Há casos também em que os problemas se repetem nas empresas. O Sindicato dos Metalúrgicos de Campinas e Região registrou no mês passado dois acidentes de trabalho no prazo de nove dias em uma metalúrgica de Indaiatuba. No dia 4, um trabalhador teve parte do polegar esquerdo decepado por uma máquina. No dia 13, uma operadora teve o polegar direito esmagado e chegou a ser internada em um hospital. De acordo com a entidade, os outros cinco funcionários do setor tiverem de continuar trabalhando, apesar do abalo emocional. Segundo ela, há seis anos a empresa se recusa a assinar a convenção coletiva, "deixando os trabalhadores sem as garantias conquistadas junto ao sindicato ao longo dos anos." 

Em janeiro, uma outra empresa da região foi condenada pela Justiça do Trabalho a cumprir as recomendações médicas e periciais de readaptação e reabilitação dos trabalhadores que retornam após afastamento por doença ou acidente de trabalho. Na ação civil pública movida pelo MPT e pelo Sindicato dos Metalúrgicos, a indústria foi acusada de tratar de forma discriminatória os funcionários vítimas de ocorrências. Segundo a entidade dos trabalhadores, o médico da empresa evita reconhecer o nexo entre as patologias apresentadas e o trabalho e emitir a Comunicação de Acidente de Trabalhador (CAT). "A CAT é o começo de tudo e é o que vai garantir os direitos dos trabalhadores", explicou o procurador do Trabalho Mário Antonio Gomes. O comunicado é o documento que informa ao INSS que o trabalhador sofreu acidente de trabalho ou suspeita-se que tenha adquirido uma doença de trabalho, devendo ser emitido um dia útil após a detecção da ocorrência.

Além das denúncias, o Ministério Público do Trabalho também registrou aumento nas soluções extrajudiciais a partir da celebração de Termos de Ajuste de Conduta (TACs). Em 2023, foram 442, contra 384 firmados em 2022, crescimento de 15,5%. Como consequência, o número de ações civis públicas ajuizadas na Justiça do Trabalho diminuiu de 146 em 2022 para 122 no ano passado. 

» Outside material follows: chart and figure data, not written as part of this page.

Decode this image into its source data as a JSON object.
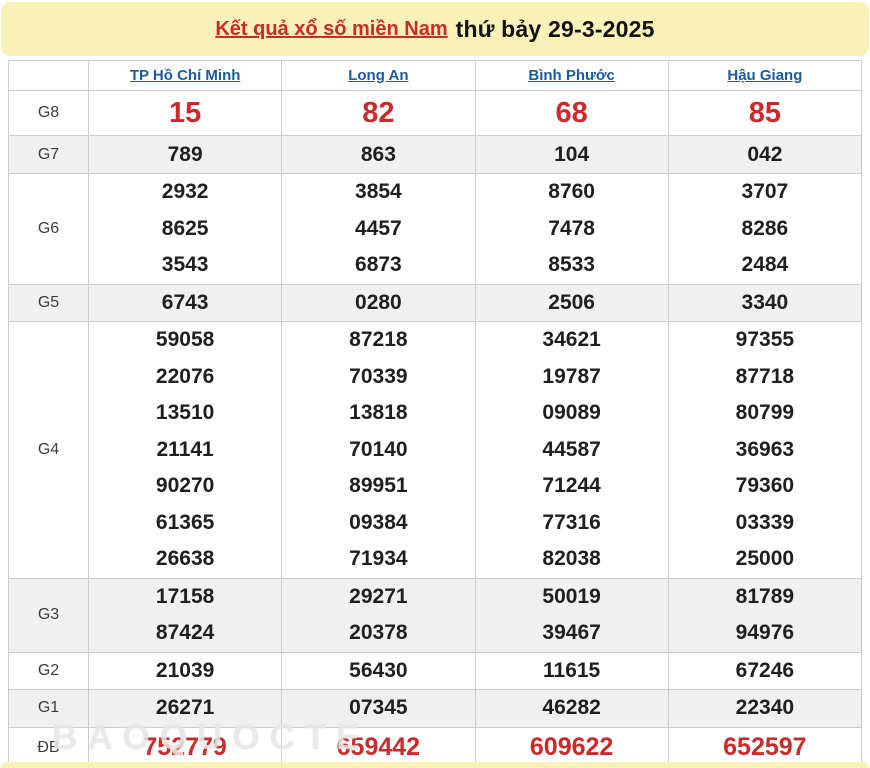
{
  "banner": {
    "title_link": "Kết quả xổ số miền Nam",
    "draw_date": "thứ bảy 29-3-2025"
  },
  "table": {
    "columns": [
      "TP Hồ Chí Minh",
      "Long An",
      "Bình Phước",
      "Hậu Giang"
    ],
    "rows": [
      {
        "label": "G8",
        "key": "G8",
        "values": [
          [
            "15"
          ],
          [
            "82"
          ],
          [
            "68"
          ],
          [
            "85"
          ]
        ]
      },
      {
        "label": "G7",
        "key": "G7",
        "values": [
          [
            "789"
          ],
          [
            "863"
          ],
          [
            "104"
          ],
          [
            "042"
          ]
        ]
      },
      {
        "label": "G6",
        "key": "G6",
        "values": [
          [
            "2932",
            "8625",
            "3543"
          ],
          [
            "3854",
            "4457",
            "6873"
          ],
          [
            "8760",
            "7478",
            "8533"
          ],
          [
            "3707",
            "8286",
            "2484"
          ]
        ]
      },
      {
        "label": "G5",
        "key": "G5",
        "values": [
          [
            "6743"
          ],
          [
            "0280"
          ],
          [
            "2506"
          ],
          [
            "3340"
          ]
        ]
      },
      {
        "label": "G4",
        "key": "G4",
        "values": [
          [
            "59058",
            "22076",
            "13510",
            "21141",
            "90270",
            "61365",
            "26638"
          ],
          [
            "87218",
            "70339",
            "13818",
            "70140",
            "89951",
            "09384",
            "71934"
          ],
          [
            "34621",
            "19787",
            "09089",
            "44587",
            "71244",
            "77316",
            "82038"
          ],
          [
            "97355",
            "87718",
            "80799",
            "36963",
            "79360",
            "03339",
            "25000"
          ]
        ]
      },
      {
        "label": "G3",
        "key": "G3",
        "values": [
          [
            "17158",
            "87424"
          ],
          [
            "29271",
            "20378"
          ],
          [
            "50019",
            "39467"
          ],
          [
            "81789",
            "94976"
          ]
        ]
      },
      {
        "label": "G2",
        "key": "G2",
        "values": [
          [
            "21039"
          ],
          [
            "56430"
          ],
          [
            "11615"
          ],
          [
            "67246"
          ]
        ]
      },
      {
        "label": "G1",
        "key": "G1",
        "values": [
          [
            "26271"
          ],
          [
            "07345"
          ],
          [
            "46282"
          ],
          [
            "22340"
          ]
        ]
      },
      {
        "label": "ĐB",
        "key": "DB",
        "values": [
          [
            "752779"
          ],
          [
            "659442"
          ],
          [
            "609622"
          ],
          [
            "652597"
          ]
        ]
      }
    ]
  },
  "watermark": "BAOQUOCTE",
  "colors": {
    "banner_yellow": "#faf1b8",
    "accent_red": "#cc2a2a",
    "link_blue": "#1a5b9e",
    "stripe_gray": "#f0f0f0",
    "border_gray": "#cccccc"
  }
}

Durante o Abril Verde, estão previstas diversas iniciativas sobre esse tema, como seminários, audiências e iluminação de prédios e monumentos públicos. Além disso, será divulgada campanha nas redes sociais do MPT. "É uma iniciativa que busca congregar esforços para a implementação de uma cultura da prevenção, em que não só os direitos devem ser respeitados, mas a própria coletividade se beneficiará pela criação de um ambiente de bem-estar social, de respeito à pessoa humana e, também, de otimização dos recursos públicos", afirmou o procurador. "Isso passa, necessariamente, por um maior envolvimento dos empregadores, poder público e a sociedade civil como um todo", completou.